Начиная с 30-х гг. XIX в. крест все чаще встречается в мемориальных памятниках, в т. ч. как отдельно стоящий на постаменте в виде жертвенника (напр., надгробие В. Г. Белинского, 1866, мастер А. Долгин, Волковское кладбище) или саркофага (напр., надгробие М. М. Сперанского, 1839, архит. А. П. Брюллов, Некрополь XVIII в., Александро-Невская лавра), или в архитектурном оформлении (напр., Н. гр. А. Н. Мордвинова, † 1858, там же). На саркофагах, порой лишенных всякого декора, крест нередко является единственным элементом оформления, будучи «возложенным» на его верхнюю плоскость (крышку) как, напр., в Н. над могилой архит. В. П. Стасова (40-е гг. XIX в., мастер И. Баринов, там же). В остающейся наиболее массовой для рядовых христианских захоронений форме Н. в виде вертикально поставленного деревянного креста над могилой встречаются варианты резных крестов с воспроизведением древнерус. иконографической программы изображений (2-я пол. XIX в., Волковское лютеран. кладбище, С.-Петербург). Во 2-й пол. XIX в. появляются кресты с рельефным изображением в центральном медальоне Пресв. Богородицы, одной или с Младенцем Христом (скульпторы А. Р. фон Бок, Ф. Ф. Каменский, В. А. Кафка). На надгробии К. Рёдера работы Кафки (после 1900, Введенское кладбище, Москва) в центральной части модифицированной формы креста помещен крупный барельефный медальон с фрагментом композиции «Оплакивание Христа». Поздняя суховатая академическая манера с ее жесткостью и заостренностью линий помогает здесь передать мертвенную бледность тела Христа и застылость позы горестно прильнувшей к Нему Матери.
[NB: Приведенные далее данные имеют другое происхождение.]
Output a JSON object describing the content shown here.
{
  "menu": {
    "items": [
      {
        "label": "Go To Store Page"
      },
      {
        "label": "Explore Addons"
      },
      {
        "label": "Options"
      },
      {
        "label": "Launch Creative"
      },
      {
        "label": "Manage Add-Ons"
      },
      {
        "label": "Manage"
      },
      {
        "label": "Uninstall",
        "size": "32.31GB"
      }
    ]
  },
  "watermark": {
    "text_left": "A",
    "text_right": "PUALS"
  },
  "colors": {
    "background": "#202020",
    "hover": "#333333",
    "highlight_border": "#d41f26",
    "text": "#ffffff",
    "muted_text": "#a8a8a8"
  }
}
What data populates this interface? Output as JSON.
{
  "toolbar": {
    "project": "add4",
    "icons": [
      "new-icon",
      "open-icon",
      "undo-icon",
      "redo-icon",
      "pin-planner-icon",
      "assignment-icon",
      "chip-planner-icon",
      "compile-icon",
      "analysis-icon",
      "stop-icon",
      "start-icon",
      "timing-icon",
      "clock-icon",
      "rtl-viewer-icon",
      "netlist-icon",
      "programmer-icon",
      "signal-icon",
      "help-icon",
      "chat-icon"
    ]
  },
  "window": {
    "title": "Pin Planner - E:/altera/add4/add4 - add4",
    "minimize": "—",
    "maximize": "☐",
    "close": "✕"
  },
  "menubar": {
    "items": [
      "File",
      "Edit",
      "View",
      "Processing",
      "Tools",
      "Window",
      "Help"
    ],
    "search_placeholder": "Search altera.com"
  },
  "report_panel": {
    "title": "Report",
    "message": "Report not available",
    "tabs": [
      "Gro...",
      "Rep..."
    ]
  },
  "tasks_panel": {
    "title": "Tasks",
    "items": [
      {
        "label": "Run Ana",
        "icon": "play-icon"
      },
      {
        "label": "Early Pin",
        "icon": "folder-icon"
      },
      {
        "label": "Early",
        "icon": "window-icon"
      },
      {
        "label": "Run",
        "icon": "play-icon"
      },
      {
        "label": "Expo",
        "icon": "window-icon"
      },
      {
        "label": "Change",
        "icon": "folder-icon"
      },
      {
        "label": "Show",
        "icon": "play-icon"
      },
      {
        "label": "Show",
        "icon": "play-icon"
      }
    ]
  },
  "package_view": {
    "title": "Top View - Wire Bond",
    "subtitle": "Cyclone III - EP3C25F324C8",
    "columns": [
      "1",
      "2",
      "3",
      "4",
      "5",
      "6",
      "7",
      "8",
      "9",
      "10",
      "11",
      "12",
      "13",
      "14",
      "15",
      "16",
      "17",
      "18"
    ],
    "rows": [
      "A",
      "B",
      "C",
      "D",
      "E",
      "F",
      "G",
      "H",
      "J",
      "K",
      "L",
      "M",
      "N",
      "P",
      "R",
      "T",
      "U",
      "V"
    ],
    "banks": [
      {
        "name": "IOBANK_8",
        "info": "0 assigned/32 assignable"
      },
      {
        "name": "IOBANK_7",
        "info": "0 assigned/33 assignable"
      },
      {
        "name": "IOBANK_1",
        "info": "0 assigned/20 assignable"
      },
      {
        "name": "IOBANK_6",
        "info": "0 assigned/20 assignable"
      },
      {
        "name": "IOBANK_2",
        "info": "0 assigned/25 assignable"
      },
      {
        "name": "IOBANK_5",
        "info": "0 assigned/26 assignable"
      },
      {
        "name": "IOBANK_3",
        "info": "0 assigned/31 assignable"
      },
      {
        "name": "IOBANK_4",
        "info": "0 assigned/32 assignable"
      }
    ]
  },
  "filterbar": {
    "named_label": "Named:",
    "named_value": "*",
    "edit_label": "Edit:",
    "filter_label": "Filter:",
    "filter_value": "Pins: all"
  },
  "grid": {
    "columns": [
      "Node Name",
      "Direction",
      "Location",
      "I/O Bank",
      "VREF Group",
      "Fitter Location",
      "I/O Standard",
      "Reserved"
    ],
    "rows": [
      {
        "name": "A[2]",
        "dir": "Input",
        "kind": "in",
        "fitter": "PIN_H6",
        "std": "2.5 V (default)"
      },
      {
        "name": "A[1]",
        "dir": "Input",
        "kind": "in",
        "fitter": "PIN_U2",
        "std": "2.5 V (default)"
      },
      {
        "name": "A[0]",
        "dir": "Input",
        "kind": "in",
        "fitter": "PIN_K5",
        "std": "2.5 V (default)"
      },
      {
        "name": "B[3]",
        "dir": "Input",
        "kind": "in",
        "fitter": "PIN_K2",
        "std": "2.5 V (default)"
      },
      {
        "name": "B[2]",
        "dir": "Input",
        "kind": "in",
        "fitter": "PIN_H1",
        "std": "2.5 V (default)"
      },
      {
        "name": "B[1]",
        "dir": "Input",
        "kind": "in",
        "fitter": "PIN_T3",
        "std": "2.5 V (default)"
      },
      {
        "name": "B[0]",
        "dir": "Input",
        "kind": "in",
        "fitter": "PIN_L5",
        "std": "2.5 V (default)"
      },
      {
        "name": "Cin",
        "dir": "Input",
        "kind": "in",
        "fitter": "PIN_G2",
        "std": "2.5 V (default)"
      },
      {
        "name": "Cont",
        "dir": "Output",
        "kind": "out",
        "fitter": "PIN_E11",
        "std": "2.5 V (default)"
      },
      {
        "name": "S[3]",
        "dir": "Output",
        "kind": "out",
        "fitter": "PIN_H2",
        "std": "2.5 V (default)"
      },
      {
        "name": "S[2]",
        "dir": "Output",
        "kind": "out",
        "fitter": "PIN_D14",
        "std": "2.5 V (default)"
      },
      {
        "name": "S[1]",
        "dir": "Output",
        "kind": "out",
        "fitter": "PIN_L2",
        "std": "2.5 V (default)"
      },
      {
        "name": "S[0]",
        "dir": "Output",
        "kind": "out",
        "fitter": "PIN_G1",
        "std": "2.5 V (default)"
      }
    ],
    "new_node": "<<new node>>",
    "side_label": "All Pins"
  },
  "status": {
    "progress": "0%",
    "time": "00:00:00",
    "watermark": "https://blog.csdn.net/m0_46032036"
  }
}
Среди форм типовых Н., таких как стела, пирамида, широкую распространенность приобретает киотчатый прямоугольный объем с навершием в виде небольшого креста. Популярность такого Н. помимо его утилитарности (гранитный или известняковый блок оформлялся несложными резными элементами, образующими на 4 плоскостях киотные завершения) объясняется тем, что эта форма напоминала храмовое строение. В то же время отмечается стремление к установке крупных архитектурных сооружений в виде часовен. Такие Н. выполняли по проектам известных архитекторов и художников, работавших в рус. стиле (напр., часовни-усыпальницы кн. Д. М. Пожарского в Спасо-Евфимиевом монастыре в Суздале, 1875, не сохр., проект А. М. Горностаева; М. А. Морозова в Покровском мон-ре в Москве, 1906, проект А. М. Васнецова, не сохр.; семейства Левченко, ок. 1900, проект Р. И. Клейна, Некрополь Донского мон-ря).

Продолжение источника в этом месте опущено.